From the
office of one of our dramatic critics the view is negligible (being
but a hardy brick wall), but the critic, debonair creature, has a
small mirror of his own, so there one manages the ticklish business
of the cravat. And from our own kennel, where are transacted the
last touches (transfer of pipe, tobacco, matches, Long Island
railroad timetable, commutation ticket, etc., to the other pockets)

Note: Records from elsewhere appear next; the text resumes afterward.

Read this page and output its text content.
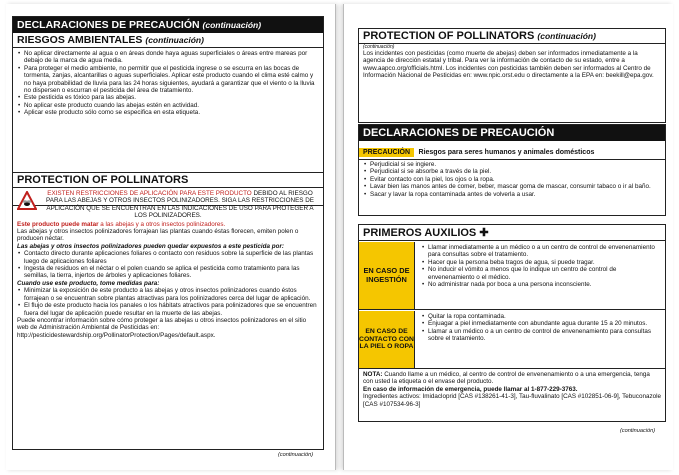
DECLARACIONES DE PRECAUCIÓN (continuación)
RIESGOS AMBIENTALES (continuación)
• No aplicar directamente al agua o en áreas donde haya aguas superficiales o áreas entre mareas por debajo de la marca de agua media.
• Para proteger el medio ambiente, no permitir que el pesticida ingrese o se escurra en las bocas de tormenta, zanjas, alcantarillas o aguas superficiales. Aplicar este producto cuando el clima esté calmo y no haya probabilidad de lluvia para las 24 horas siguientes, ayudará a garantizar que el viento o la lluvia no dispersen o escurran el pesticida del área de tratamiento.
• Este pesticida es tóxico para las abejas.
• No aplicar este producto cuando las abejas estén en actividad.
• Aplicar este producto sólo como se especifica en esta etiqueta.
PROTECTION OF POLLINATORS
EXISTEN RESTRICCIONES DE APLICACIÓN PARA ESTE PRODUCTO DEBIDO AL RIESGO PARA LAS ABEJAS Y OTROS INSECTOS POLINIZADORES. SIGA LAS RESTRICCIONES DE APLICACIÓN QUE SE ENCUENTRAN EN LAS INDICACIONES DE USO PARA PROTEGER A LOS POLINIZADORES.
Este producto puede matar a las abejas y a otros insectos polinizadores.
Las abejas y otros insectos polinizadores forrajean las plantas cuando éstas florecen, emiten polen o producen néctar.
Las abejas y otros insectos polinizadores pueden quedar expuestos a este pesticida por:
• Contacto directo durante aplicaciones foliares o contacto con residuos sobre la superficie de las plantas luego de aplicaciones foliares
• Ingesta de residuos en el néctar o el polen cuando se aplica el pesticida como tratamiento para las semillas, la tierra, injertos de árboles y aplicaciones foliares.
Cuando use este producto, tome medidas para:
• Minimizar la exposición de este producto a las abejas y otros insectos polinizadores cuando éstos forrajean o se encuentran sobre plantas atractivas para los polinizadores cerca del lugar de aplicación.
• El flujo de este producto hacia los panales o los hábitats atractivos para polinizadores que se encuentren fuera del lugar de aplicación puede resultar en la muerte de las abejas.
Puede encontrar información sobre cómo proteger a las abejas u otros insectos polinizadores en el sitio web de Administración Ambiental de Pesticidas en:
http://pesticidestewardship.org/PollinatorProtection/Pages/default.aspx.
(continuación)
PROTECTION OF POLLINATORS (continuación)
(continuación)
Los incidentes con pesticidas (como muerte de abejas) deben ser informados inmediatamente a la agencia de dirección estatal y tribal. Para ver la información de contacto de su estado, entre a www.aapco.org/officials.html. Los incidentes con pesticidas también deben ser informados al Centro de Información Nacional de Pesticidas en: www.npic.orst.edu o directamente a la EPA en: beekill@epa.gov.
DECLARACIONES DE PRECAUCIÓN
PRECAUCIÓN Riesgos para seres humanos y animales domésticos
• Perjudicial si se ingiere.
• Perjudicial si se absorbe a través de la piel.
• Evitar contacto con la piel, los ojos o la ropa.
• Lavar bien las manos antes de comer, beber, mascar goma de mascar, consumir tabaco o ir al baño.
• Sacar y lavar la ropa contaminada antes de volverla a usar.
PRIMEROS AUXILIOS ✚
EN CASO DE INGESTIÓN
• Llamar inmediatamente a un médico o a un centro de control de envenenamiento para consultas sobre el tratamiento.
• Hacer que la persona beba tragos de agua, si puede tragar.
• No inducir el vómito a menos que lo indique un centro de control de envenenamiento o el médico.
• No administrar nada por boca a una persona inconsciente.
EN CASO DE CONTACTO CON LA PIEL O ROPA
• Quitar la ropa contaminada.
• Enjuagar a piel inmediatamente con abundante agua durante 15 a 20 minutos.
• Llamar a un médico o a un centro de control de envenenamiento para consultas sobre el tratamiento.
NOTA: Cuando llame a un médico, al centro de control de envenenamiento o a una emergencia, tenga con usted la etiqueta o el envase del producto.
En caso de información de emergencia, puede llamar al 1-877-229-3763.
Ingredientes activos: Imidacloprid [CAS #138261-41-3], Tau-fluvalinato [CAS #102851-06-9], Tebuconazole [CAS #107534-96-3]
(continuación)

there is a heavenly purview of those tall cliffs of lower Broadway,
nobly terraced into the soft, translucent sky. In that exquisite
clarity and sharpness of New York's evening light are a loveliness
and a gallantry hardly to be endured. At seven o'clock of a May
evening it is poetry unspeakable. O magnificent city (one says),
there will come a day when others will worship and celebrate your
mystery; and when not one of them will know or care how much I loved
you. But these words, obscure and perishable, I leave you as a
testimony that I also understood.
She cannot be merely the cruel Babel they like to describe her: the
sunset light would not gild her so tenderly.
* * * * *
It was a great relief to us yesterday evening to see a man reading a
book in the subway. We have undergone so many embarrassments trying
to make out the titles of the books the ladies read, without running
afoul of the Traveller's Aid Society, that we heaved a sigh of
relief and proceeded to stalk our quarry with a light heart.